# Bounds for Mutual Information

$V_1$, $V_2$ be two binary strings with equal number of bits (say the length is $l$). Then the mutual information of $V_1$, $V_2$ can be defined as:

$I(V_1;V_2)$ = $\sum_{y \in Y} \sum_{x \in X} p(x,y) \log{ \left(\frac{p(x,y)}{p(x)\,p(y)} \right) }$

Where $p(x,y)$ = frequency of the ordered pair $(x,y)$ where $x$,$y$ comes from same bit positions of $V_1$ and $V_2$.Here $x$ and $y$ can take values from the set {0, 1}. Here the set $X$=$Y$={0, 1}. $p(x)$ and $p(y)$ are the frequencies of 1's in the string $V_1$ and $V_2$ respectively.

Example: Suppose $V_1=100010$ and $V_2=001101$ be given two bit strings. Here $l$=6. So here p(1)=2/6, p(1)=3/6 in case of $V_1$ and $V_2$ respectively. Also $p(0,0)=1/6$, $p(0,1)=3/6$, $p(1,0)=2/6$ and $p(1,1)=0/6$.

Questions: If $p(x,y)\neq 0$ for all ordered pair $(x,y)$. What is the minimum of $I$? If at least one $p(x,y)=0$ for some pair $(x,y)$, then what is the maximum $I$? If only one $p(x,y)\neq 0$ for an ordered pair $(x,y)$, what is the maximum I?

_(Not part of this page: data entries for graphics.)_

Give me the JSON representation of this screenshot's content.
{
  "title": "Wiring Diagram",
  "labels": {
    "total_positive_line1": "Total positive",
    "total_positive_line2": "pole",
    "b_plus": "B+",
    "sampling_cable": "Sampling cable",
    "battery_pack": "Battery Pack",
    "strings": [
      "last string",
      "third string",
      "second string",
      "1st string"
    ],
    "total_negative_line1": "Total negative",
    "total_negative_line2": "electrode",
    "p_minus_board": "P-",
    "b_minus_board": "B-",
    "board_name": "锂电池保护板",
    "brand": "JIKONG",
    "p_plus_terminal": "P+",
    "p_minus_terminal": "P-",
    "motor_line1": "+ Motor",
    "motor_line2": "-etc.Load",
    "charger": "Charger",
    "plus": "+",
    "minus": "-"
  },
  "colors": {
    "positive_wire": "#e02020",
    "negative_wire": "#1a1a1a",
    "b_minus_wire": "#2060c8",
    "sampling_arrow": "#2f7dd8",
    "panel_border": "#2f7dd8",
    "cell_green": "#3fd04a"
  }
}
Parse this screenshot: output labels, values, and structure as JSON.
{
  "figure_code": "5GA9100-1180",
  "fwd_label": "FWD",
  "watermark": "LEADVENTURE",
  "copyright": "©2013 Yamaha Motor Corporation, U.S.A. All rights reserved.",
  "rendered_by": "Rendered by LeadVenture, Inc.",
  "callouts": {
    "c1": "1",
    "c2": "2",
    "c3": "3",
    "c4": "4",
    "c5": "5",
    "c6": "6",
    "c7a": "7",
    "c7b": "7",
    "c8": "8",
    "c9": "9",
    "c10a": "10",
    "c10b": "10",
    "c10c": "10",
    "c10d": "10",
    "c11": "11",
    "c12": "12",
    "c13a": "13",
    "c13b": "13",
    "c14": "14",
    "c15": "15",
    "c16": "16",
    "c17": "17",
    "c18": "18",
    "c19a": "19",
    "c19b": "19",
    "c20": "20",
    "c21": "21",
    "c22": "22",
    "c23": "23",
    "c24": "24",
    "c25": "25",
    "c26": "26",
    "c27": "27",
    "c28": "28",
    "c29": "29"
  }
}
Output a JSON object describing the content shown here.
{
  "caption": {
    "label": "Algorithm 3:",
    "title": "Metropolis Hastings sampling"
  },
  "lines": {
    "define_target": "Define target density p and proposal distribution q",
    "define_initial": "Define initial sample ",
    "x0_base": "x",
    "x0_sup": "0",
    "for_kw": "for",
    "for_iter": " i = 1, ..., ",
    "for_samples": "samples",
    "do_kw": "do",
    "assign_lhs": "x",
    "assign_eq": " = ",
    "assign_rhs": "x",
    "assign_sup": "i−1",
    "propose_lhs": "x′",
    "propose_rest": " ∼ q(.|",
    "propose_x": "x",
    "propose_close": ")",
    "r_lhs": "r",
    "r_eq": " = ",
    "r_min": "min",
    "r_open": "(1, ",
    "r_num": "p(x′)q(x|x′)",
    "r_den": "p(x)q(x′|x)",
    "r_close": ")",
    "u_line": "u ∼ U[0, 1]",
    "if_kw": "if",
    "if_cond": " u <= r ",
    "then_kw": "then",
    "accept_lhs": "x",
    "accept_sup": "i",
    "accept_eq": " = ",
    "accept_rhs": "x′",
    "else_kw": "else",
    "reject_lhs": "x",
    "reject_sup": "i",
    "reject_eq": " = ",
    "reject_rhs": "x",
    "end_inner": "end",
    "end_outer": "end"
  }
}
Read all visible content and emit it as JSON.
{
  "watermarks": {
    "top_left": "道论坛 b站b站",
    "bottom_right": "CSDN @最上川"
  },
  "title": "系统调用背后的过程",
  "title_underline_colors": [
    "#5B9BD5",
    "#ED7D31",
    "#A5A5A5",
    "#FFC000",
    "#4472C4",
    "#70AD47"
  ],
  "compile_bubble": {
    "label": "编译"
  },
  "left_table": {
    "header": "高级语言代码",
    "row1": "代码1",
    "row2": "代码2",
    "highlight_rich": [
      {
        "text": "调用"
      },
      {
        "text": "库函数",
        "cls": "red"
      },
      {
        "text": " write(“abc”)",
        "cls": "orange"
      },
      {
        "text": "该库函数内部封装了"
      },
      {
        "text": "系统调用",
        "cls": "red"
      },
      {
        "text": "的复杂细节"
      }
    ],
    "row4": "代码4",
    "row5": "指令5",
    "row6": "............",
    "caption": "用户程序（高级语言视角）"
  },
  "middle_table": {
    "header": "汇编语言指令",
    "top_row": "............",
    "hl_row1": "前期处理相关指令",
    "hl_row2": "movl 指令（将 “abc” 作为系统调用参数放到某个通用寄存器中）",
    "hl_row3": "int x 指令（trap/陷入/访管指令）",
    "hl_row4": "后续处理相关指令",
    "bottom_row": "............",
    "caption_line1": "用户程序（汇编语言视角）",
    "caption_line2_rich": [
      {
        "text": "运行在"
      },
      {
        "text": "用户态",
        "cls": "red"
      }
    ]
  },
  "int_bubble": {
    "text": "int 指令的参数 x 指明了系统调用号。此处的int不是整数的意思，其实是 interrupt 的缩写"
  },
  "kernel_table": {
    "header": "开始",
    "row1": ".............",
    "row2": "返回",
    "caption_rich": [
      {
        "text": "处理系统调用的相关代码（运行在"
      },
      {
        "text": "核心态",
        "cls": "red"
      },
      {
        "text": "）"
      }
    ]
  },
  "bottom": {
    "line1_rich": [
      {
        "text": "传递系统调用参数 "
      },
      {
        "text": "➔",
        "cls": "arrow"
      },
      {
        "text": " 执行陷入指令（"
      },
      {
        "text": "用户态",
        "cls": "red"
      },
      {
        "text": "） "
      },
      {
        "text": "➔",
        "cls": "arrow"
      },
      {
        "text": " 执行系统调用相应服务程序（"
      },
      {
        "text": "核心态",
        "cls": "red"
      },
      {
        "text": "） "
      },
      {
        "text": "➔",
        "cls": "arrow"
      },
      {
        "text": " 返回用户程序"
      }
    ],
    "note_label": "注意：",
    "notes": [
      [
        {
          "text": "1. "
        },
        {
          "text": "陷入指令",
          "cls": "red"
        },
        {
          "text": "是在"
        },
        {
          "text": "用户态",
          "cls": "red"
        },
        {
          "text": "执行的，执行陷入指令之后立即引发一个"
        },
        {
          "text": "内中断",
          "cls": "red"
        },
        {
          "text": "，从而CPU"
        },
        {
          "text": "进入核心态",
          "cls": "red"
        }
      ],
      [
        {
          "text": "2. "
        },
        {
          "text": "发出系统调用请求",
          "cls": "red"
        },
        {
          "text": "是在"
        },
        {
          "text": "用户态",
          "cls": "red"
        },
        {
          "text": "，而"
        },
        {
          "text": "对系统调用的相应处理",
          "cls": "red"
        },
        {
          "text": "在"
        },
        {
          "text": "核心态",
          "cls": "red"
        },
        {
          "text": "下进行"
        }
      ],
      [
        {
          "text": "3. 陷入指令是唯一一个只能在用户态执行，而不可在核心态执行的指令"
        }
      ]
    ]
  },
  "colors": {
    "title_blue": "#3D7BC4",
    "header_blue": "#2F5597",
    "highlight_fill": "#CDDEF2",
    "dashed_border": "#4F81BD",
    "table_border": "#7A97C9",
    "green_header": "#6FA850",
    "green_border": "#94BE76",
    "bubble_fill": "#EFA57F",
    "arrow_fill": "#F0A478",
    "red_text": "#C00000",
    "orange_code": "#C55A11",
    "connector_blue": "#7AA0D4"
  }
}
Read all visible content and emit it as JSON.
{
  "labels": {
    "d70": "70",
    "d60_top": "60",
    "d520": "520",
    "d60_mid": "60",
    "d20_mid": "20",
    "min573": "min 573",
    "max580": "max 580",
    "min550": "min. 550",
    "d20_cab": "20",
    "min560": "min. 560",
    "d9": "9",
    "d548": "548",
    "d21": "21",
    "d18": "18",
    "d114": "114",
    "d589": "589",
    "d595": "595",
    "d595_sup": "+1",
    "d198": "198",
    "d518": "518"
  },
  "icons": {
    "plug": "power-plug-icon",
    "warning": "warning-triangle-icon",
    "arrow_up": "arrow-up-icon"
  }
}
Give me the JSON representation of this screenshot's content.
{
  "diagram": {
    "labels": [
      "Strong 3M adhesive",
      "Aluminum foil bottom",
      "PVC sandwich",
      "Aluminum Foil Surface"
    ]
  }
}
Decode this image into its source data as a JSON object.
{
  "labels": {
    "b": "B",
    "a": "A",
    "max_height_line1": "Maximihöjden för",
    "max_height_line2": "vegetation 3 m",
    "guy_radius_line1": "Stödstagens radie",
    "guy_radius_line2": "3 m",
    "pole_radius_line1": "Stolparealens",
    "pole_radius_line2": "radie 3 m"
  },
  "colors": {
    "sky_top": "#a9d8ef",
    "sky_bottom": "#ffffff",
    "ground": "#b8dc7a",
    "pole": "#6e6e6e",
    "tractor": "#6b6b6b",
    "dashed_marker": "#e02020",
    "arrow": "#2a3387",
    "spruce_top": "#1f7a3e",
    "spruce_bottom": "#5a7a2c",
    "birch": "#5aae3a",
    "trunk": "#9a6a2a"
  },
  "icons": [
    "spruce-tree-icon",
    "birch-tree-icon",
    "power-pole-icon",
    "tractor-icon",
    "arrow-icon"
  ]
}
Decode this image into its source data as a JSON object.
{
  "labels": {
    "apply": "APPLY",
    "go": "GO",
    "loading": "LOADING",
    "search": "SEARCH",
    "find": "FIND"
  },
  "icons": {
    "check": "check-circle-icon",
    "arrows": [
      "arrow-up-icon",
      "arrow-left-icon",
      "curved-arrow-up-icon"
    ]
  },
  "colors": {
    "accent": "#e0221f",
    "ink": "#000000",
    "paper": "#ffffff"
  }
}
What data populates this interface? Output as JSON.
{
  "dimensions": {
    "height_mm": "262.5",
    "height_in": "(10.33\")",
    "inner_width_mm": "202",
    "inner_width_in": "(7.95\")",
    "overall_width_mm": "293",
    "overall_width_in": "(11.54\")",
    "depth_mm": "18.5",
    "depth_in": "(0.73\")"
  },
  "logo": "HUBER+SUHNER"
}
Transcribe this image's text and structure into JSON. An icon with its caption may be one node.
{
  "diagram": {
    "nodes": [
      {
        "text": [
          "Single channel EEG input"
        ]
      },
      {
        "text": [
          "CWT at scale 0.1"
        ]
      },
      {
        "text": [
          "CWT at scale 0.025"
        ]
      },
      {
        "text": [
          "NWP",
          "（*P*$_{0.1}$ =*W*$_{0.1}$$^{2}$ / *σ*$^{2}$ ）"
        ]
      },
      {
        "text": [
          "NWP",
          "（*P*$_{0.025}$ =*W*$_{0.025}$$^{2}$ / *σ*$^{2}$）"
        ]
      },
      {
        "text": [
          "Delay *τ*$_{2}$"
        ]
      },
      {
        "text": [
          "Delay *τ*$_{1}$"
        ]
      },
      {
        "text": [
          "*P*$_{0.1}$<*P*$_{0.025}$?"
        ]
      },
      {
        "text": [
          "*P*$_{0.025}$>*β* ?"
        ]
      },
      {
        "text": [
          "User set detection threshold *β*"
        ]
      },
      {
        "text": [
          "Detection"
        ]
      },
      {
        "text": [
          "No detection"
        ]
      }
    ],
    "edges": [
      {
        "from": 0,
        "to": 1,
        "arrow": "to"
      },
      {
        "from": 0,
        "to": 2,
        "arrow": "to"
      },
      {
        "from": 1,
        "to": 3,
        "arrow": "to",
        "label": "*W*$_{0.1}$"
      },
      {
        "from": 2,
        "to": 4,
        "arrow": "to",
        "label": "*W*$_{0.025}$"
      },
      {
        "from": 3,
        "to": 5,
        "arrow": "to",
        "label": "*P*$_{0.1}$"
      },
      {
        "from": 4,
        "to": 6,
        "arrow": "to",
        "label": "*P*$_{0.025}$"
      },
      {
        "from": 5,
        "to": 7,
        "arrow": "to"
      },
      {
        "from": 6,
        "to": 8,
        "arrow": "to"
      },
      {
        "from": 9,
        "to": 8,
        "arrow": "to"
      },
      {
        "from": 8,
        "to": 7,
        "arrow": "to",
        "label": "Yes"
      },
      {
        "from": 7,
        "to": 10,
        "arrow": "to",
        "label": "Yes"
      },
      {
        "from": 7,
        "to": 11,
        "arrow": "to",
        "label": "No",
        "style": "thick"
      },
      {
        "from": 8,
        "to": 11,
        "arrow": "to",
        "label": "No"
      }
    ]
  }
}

The minimum $MI$ possible is always zero. This occurs when the random variables $X$ and $Y$ are independent. This means $p(x,y)=p(x)p(y)$, and so the ratio $\frac{p(x,y)}{p(x)p(y)}=\frac{p(x)p(y)}{p(x)p(y)}=1$ , and of course $log(1)=0$ so the mutual information is zero.
The maximum $MI$ can vary from case to case. It's easier to think about this if we refer to the entropy definition $MI(X,Y) = H(X) - H(X|Y)$. The maximum would occur when $H(X|Y)=0$, so the upper limit on $MI(X,Y)$ is $H(X)=\sum_x p(x) log(\frac{1}{p(x)})$. Since we are dealing with binary strings, this is has maximum of $H(X)=1$ when the number of $0$'s and $1$'s have equal probability in string $V_1$, and there is a deterministic relationship between the values of the strings $V_1$ and $V_2$. So for example, anywhere we see a $1$ in $V_1$ we get a $0$ in $V_2$ in the same position. This makes sense, because maximum information gain occurs when we can always guess one value correctly from the other.
In fact, any deterministic relationship between $X$ and $Y$ causes $H(X|Y)=0$. Given $Y$, there is no uncertainty/entropy in $X$ since we can get the answer with absolute certainty.
If we only have one $p(x,y)\neq0$, then all terms in the mutual information sum vanish, so $MI(X,Y)=0$. You could think of this as saying the strings contain no information at all since they just repeat the same symbol over and over and there is no uncertainty in their contents.